In an action to recover damages for personal injuries, the defendant Melba Utica Packing Co., Inc., appeals, as limited by its brief, from (1) so much of an order of the Supreme Court, Kings County (Hurowitz, J.), entered October 17, 1994, as, upon reargument, adhered to its original determination denying the motion by Melba Utica Packing Co., Inc., for summary judgment dismissing the complaint insofar as asserted against it, and (2) so much of an order of the same court (Huttner, J.), entered April 26, 1995, as denied its second motion for summary judgment.
Ordered that the orders are affirmed insofar as appealed from, with one bill of costs.

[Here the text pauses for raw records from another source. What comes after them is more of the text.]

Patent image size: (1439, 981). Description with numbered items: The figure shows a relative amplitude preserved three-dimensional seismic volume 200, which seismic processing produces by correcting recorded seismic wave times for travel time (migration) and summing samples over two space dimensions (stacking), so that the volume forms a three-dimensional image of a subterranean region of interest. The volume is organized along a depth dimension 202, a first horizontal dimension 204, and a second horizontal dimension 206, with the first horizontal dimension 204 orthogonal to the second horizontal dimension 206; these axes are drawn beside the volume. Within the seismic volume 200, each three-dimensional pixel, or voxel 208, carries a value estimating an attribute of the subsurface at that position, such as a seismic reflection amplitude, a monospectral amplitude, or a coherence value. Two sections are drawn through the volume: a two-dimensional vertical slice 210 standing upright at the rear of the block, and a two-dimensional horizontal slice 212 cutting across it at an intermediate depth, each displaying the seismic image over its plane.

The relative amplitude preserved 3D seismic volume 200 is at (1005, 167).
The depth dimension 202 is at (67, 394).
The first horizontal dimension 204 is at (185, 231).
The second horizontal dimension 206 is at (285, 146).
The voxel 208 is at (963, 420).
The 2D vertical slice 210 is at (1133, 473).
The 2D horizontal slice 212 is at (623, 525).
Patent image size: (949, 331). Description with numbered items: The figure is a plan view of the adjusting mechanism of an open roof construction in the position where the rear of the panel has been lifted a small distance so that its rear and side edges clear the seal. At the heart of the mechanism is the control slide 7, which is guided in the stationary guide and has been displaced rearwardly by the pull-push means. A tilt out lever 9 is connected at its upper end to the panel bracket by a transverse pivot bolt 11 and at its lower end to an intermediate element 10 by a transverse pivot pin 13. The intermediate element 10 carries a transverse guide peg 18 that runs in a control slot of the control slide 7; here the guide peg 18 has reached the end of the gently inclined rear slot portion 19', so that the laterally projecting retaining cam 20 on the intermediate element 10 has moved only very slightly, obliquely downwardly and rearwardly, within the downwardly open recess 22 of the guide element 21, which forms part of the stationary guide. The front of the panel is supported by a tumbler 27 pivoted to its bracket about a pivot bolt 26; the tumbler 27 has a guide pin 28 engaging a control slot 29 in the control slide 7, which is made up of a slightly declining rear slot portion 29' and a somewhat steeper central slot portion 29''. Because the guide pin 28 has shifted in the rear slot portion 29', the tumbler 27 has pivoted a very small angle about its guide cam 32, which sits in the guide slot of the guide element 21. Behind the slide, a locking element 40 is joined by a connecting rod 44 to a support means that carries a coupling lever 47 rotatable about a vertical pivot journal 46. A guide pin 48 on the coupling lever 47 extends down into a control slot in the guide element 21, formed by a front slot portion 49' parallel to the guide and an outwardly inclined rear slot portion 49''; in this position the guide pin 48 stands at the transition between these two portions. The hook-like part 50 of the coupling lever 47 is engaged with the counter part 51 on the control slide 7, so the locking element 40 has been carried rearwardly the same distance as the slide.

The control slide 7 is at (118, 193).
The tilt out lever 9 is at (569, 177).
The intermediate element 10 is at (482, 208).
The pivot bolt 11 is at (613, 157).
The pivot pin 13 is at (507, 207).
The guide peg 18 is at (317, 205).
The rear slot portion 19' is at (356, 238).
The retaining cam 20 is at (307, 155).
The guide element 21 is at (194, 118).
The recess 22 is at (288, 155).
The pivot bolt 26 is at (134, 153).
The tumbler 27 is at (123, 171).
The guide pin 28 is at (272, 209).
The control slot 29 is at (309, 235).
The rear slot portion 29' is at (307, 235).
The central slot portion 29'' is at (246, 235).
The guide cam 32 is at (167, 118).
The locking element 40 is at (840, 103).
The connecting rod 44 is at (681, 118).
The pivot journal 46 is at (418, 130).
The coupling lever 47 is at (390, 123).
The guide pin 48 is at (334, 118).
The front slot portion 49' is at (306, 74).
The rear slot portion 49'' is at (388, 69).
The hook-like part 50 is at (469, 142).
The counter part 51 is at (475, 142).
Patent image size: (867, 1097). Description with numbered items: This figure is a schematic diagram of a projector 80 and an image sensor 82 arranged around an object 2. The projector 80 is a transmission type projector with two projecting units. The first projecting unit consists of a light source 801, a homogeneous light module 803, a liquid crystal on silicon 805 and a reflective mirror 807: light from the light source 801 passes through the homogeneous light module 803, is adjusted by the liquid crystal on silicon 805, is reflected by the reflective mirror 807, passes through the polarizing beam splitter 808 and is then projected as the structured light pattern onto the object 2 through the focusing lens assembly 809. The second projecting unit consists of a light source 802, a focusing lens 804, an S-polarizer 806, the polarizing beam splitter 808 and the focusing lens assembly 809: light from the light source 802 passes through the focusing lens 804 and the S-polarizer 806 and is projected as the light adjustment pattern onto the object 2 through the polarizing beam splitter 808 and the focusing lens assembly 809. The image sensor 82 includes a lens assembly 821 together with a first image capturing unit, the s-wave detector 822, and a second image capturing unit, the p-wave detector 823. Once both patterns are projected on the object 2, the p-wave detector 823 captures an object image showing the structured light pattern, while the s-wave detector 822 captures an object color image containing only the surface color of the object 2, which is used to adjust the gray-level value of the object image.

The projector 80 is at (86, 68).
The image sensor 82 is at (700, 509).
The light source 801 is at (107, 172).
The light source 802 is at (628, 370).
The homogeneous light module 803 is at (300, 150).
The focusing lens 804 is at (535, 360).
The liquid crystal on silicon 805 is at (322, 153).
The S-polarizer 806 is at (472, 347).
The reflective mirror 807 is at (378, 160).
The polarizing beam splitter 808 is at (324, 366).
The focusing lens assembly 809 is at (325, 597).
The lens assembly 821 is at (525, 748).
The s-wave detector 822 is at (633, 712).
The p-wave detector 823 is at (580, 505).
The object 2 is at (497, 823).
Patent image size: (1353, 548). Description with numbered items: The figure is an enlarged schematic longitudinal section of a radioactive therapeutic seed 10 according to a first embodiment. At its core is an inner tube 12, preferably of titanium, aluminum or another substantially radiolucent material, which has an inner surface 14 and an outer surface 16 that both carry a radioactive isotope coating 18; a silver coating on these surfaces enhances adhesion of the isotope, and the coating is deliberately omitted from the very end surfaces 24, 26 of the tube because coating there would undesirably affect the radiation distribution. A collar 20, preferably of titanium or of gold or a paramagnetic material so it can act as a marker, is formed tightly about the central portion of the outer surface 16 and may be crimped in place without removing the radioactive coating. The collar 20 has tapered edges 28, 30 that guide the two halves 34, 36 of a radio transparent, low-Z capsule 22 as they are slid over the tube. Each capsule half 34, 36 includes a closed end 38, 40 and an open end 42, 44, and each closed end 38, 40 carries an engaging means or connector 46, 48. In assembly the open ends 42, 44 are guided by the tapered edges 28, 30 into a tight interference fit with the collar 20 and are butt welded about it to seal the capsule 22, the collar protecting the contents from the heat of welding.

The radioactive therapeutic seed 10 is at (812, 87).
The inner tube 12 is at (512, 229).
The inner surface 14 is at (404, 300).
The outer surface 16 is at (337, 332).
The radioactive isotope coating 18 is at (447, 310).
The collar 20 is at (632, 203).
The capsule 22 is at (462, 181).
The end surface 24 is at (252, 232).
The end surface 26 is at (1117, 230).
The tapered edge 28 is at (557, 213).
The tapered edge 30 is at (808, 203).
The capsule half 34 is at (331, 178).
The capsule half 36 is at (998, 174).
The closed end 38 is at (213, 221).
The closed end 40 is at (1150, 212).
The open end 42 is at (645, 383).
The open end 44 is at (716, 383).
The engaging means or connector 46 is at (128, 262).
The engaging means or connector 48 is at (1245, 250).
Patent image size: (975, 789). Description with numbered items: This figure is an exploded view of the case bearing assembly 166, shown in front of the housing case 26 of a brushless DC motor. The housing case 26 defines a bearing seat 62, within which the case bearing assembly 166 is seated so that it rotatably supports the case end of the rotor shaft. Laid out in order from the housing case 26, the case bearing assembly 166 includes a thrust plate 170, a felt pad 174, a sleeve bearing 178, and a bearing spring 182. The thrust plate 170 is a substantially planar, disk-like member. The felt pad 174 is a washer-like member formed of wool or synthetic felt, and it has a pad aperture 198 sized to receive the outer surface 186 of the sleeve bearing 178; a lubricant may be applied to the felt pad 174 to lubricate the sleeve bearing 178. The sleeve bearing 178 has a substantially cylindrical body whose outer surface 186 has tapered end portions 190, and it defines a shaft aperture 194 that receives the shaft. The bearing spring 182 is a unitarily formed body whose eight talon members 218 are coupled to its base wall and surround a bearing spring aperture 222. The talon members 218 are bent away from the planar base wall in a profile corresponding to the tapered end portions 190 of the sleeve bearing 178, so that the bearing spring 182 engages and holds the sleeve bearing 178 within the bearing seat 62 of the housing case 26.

The plaintiff commenced this action to recover damages for personal injuries, alleging that he was struck by a truck registered to the defendant Bienvenido Rossi and operated by the defendant Edwin Rosado. At the time of the accident, Rosado was allegedly delivering meat for the defendant Melba Utica Packing Co., Inc. (hereinafter Melba). Melba made two motions for summary judgment, which were denied. We affirm. A question of fact exists as to whether Rosado was an employee of Melba at the time of the alleged accident, thereby rendering Melba potentially liable for damages pursuant to the doctrine of respondeat superior, or whether Rosado was an independent contractor (see, Carrion v Orbit Messenger, 82 NY2d 742; Bratt v Midland Asphalt Corp., 8 NY2d 963; Stevens v Spec, Inc., 224 AD2d 811; Shapiro v Robinson, 102 AD2d 822, affd 63 NY2d 896). Further, if Rosado was an employee of Melba, questions of fact exist as to whether Melba was negligent in its hiring of Rosado (see, Detone v Bullit Courier Serv., 140 AD2d 278; Stevens v Lankard, 31 AD2d 602, affd 25 NY2d 640) and whether Rosado was acting within the scope of his employment at the time that the accident allegedly oc*628curred (see, Riviello v Waldron, 47 NY2d 297; Loucks v Community Home Care Servs., 209 AD2d 484). Rosenblatt, J. P., O’Brien, Ritter and Goldstein, JJ., concur.